En 1995, le sculpteur Gilles Lacombe, très impressionné par l'écoute de cette œuvre imagine un dispositif qu'il met six mois à concevoir et qui en simplifie considérablement l'exécution grâce à un mécanisme qui démarre simultanément les cent métronomes . C'est avec ce dispositif qu'est présenté ici cette version du Poème symphonique pour cent métronomes, diffusée dans l'émission de création télévisuelle d'Arte, Die Nacht, produite par Paul Ouazan.

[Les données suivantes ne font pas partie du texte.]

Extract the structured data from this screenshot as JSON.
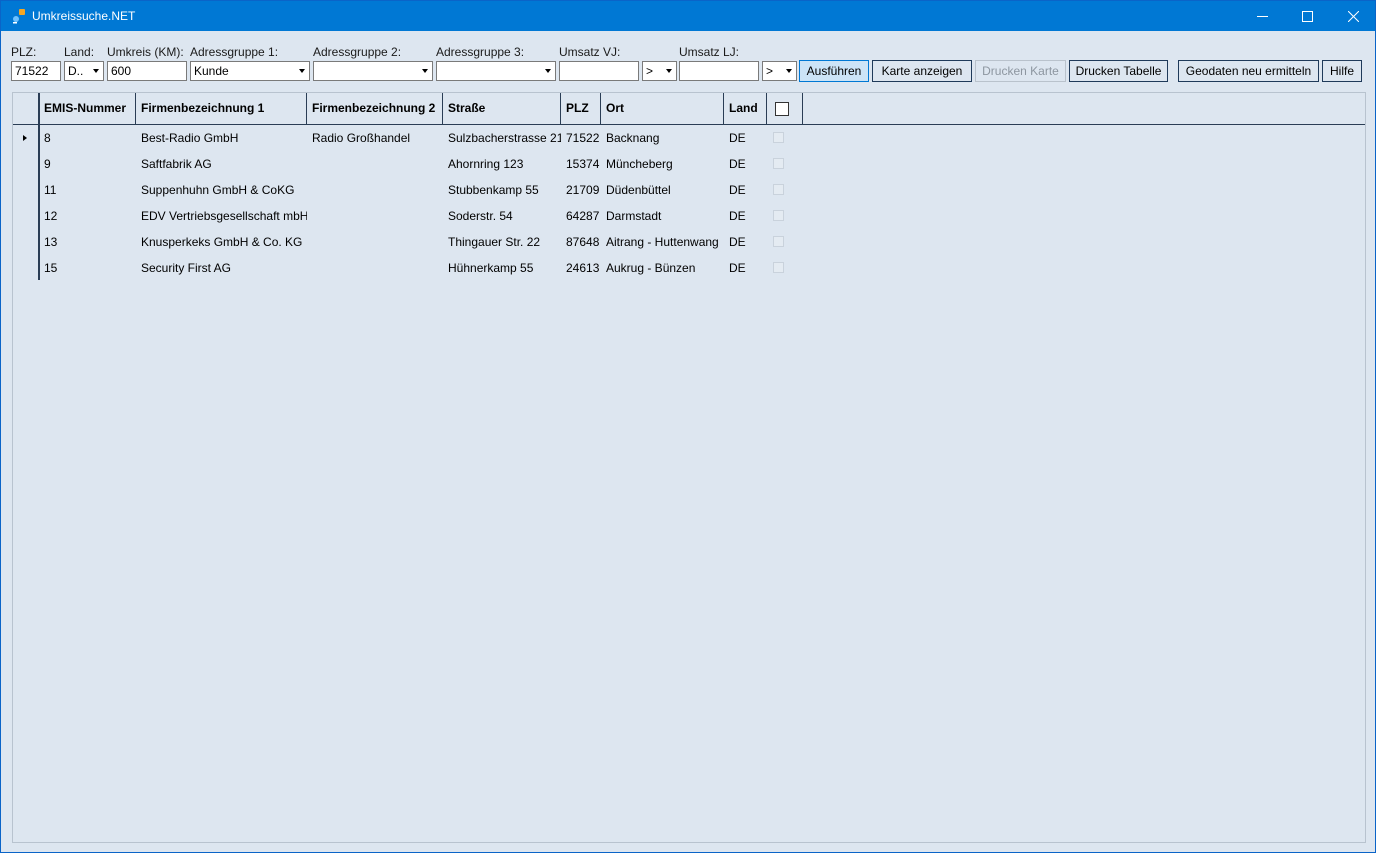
{
  "window": {
    "title": "Umkreissuche.NET",
    "controls": {
      "minimize": "minimize-icon",
      "maximize": "maximize-icon",
      "close": "close-icon"
    }
  },
  "filters": {
    "plz": {
      "label": "PLZ:",
      "value": "71522"
    },
    "land": {
      "label": "Land:",
      "value": "D.."
    },
    "umkreis": {
      "label": "Umkreis (KM):",
      "value": "600"
    },
    "adressgruppe1": {
      "label": "Adressgruppe 1:",
      "value": "Kunde"
    },
    "adressgruppe2": {
      "label": "Adressgruppe 2:",
      "value": ""
    },
    "adressgruppe3": {
      "label": "Adressgruppe 3:",
      "value": ""
    },
    "umsatz_vj": {
      "label": "Umsatz VJ:",
      "value": "",
      "operator": ">"
    },
    "umsatz_lj": {
      "label": "Umsatz LJ:",
      "value": "",
      "operator": ">"
    }
  },
  "toolbar": {
    "ausfuehren": "Ausführen",
    "karte_anzeigen": "Karte anzeigen",
    "drucken_karte": "Drucken Karte",
    "drucken_tabelle": "Drucken Tabelle",
    "geodaten": "Geodaten neu ermitteln",
    "hilfe": "Hilfe"
  },
  "table": {
    "columns": [
      "EMIS-Nummer",
      "Firmenbezeichnung 1",
      "Firmenbezeichnung 2",
      "Straße",
      "PLZ",
      "Ort",
      "Land"
    ],
    "rows": [
      {
        "emis": "8",
        "firma1": "Best-Radio GmbH",
        "firma2": "Radio Großhandel",
        "strasse": "Sulzbacherstrasse 21",
        "plz": "71522",
        "ort": "Backnang",
        "land": "DE"
      },
      {
        "emis": "9",
        "firma1": "Saftfabrik AG",
        "firma2": "",
        "strasse": "Ahornring 123",
        "plz": "15374",
        "ort": "Müncheberg",
        "land": "DE"
      },
      {
        "emis": "11",
        "firma1": "Suppenhuhn GmbH & CoKG",
        "firma2": "",
        "strasse": "Stubbenkamp 55",
        "plz": "21709",
        "ort": "Düdenbüttel",
        "land": "DE"
      },
      {
        "emis": "12",
        "firma1": "EDV Vertriebsgesellschaft mbH",
        "firma2": "",
        "strasse": "Soderstr. 54",
        "plz": "64287",
        "ort": "Darmstadt",
        "land": "DE"
      },
      {
        "emis": "13",
        "firma1": "Knusperkeks GmbH & Co. KG",
        "firma2": "",
        "strasse": "Thingauer Str. 22",
        "plz": "87648",
        "ort": "Aitrang - Huttenwang",
        "land": "DE"
      },
      {
        "emis": "15",
        "firma1": "Security First AG",
        "firma2": "",
        "strasse": "Hühnerkamp 55",
        "plz": "24613",
        "ort": "Aukrug - Bünzen",
        "land": "DE"
      }
    ]
  },
  "colors": {
    "titlebar": "#0078d4",
    "background": "#dde6f0",
    "accent_button": "#cce4f7"
  }
}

Poème symphonique pour cent métronomes (1962)
Création : le 13 septembre 1963, à Hilversum (Pays-Bas), sous la direction du compositeur.

Editeur : Schott
 

ARTIKULATION de Gyorgy Ligeti

En 1957-58, Gyorgy Ligeti est invité au Studio de musique électronique de Cologne pour y composer une œuvre purement électronique qui s'intitule Artikulation, titre qu'il faut comprendre en tant qu'articulation d'un langage cybernétique imaginaire à travers la forme du dialogue.

En 1970, Rainer Wehninger réalise la "partition d'écoute" de cette oeuvre et livre dans la notice les procédés suivis par le compositeur pour réaliser cette pièce anthologique.

Notice originale traduite ici de manière totalement inédite Artikulation traduction française

Consulter la Nomenclature électronique de la partition.


Edition SHOTT 6378

PHONAUTOGRAPHE, de Léon Scott de Martainville (1853)

En 1853-54, Léon Scott de Martainville parvient à réaliser les premiers enregistrements sonores, à l'aide du Phonautographe, un appareil qui enregistre le son sans toutefois en permettre la relecture. Le dispositif se compose d'un pavillon relié à un diaphragme qui recueille les vibrations acoustiques, celles-ci étant transmises à un stylet qui les grave sur une feuille de papier enroulée autour d'un cylindre rotatif et enduite de noir de fumée.

Une équipe de chercheurs américains possédant les plaques enregistrées de Scott de Martainville a entrepris de les restituer avec l'aide de l'ordinateur.

Ce court enregistrement qui date de 1860,  comporte le début de la chanson Au clair de la lune vraissemblablement  exécuté par Martainville lui-même.